Editors: Galiba Anjum and Ethan Liu

Artist: Nicole Wang

Nanotechnology is the science, engineering, and technology conducted in the nanoscale, between 1 and 100 nanometers. One nanometer is a billionth of a meter. The idea of nanotechnology was birthed from a talk “There’s Plenty of Room at the Bottom” by physicist Richard Feynman at an American Physical Society meeting at the California Institute of Technology on December 29, 1959. He suggested an idea where scientists were able to manipulate atoms, the basic unit of matter. Only later, in 1981, did Professor Norio Taniguchi coin the process as nanotechnology. When speaking on the topic, most minds drift to the agriculture industry. However, how useful is it truly?

Nanotechnology is used in agriculture to enhance food quality and safety, increase nutrient absorption, and lessen pests or harmful chemicals. Compared to traditional fertilizer, nanotechnology can directly influence a plant’s growth rate as well as certain traits beneficial to it.

There are different application methods when using nano-fertilizers. One of the common methods that exist is the encapsulation of beneficial organisms or chemicals which helps promote more growth. One major “entry” for these capsules would be the roots: root tips, lateral roots, root hairs, rhizodermis, and ruptures. The other would be through the leaves: cuticle, stomata, hydathodes, lenticels, and wounds. In addition to different entry points, there are also different ways to integrate the nutrients into the plant. There are slow releases (over a period of time), quick releases (capsule breaks on contact), specific releases (reaction with a certain enzyme or chemical), moisture releases (release in the presence of water), heat releases (release at a certain temperature), pH releases (releases only in certain acid and alkaline conditions), ultrasound releases (nanoparticle is broken by an ultrasound frequency), and magnetic releases (magnetic nanoparticle broken when exposed to a magnetic field).

Thanks to the constant improvement in this field every day, nanotechnology displays its strengths and possibilities in the field of agriculture.

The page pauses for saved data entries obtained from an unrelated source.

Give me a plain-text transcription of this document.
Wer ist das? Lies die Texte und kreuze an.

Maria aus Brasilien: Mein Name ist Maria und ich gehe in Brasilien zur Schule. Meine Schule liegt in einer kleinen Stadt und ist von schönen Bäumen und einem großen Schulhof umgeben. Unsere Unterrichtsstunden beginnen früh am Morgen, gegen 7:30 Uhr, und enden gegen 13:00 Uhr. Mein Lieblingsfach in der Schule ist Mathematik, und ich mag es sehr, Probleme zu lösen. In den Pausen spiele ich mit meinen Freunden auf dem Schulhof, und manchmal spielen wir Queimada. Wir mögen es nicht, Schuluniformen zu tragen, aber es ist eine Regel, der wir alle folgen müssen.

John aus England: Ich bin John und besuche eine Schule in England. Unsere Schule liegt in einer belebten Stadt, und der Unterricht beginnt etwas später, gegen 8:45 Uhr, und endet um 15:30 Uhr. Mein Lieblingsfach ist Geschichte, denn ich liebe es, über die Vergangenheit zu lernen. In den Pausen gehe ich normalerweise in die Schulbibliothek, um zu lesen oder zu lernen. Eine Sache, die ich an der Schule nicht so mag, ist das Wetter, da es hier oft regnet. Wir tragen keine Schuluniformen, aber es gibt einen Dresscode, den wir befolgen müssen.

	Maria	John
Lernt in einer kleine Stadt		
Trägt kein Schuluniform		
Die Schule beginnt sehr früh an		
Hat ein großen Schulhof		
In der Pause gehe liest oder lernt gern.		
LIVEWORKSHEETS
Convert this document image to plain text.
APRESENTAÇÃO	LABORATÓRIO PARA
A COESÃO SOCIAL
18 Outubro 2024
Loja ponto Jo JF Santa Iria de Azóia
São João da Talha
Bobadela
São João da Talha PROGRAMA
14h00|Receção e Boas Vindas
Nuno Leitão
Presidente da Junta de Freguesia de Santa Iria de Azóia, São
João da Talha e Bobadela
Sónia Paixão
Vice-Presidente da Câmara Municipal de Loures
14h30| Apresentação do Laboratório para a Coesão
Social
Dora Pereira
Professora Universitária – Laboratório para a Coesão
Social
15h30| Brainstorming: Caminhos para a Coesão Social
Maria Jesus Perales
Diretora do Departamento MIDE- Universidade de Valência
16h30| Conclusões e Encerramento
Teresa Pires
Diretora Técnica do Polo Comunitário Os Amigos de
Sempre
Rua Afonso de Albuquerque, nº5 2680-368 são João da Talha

This potential can lead to minimizing losses for farmers, contribute to ending world hunger, and rebuilding lost plant life. Agricultural development would be more viable and efficient in the future.


Citations:

Mikkelsen, Robert. (2018). Nanofertilizer and Nanotechnology: A quick look. Better Crops

with Plant Food. 102. 18-19. 10.24047/BC102318.

Prasad, Ram et al. "Nanotechnology In Sustainable Agriculture: Recent Developments,

Challenges, And Perspectives". Frontiers In Microbiology, vol 8, 2017. Frontiers Media SA, doi:10.3389/fmicb.2017.01014.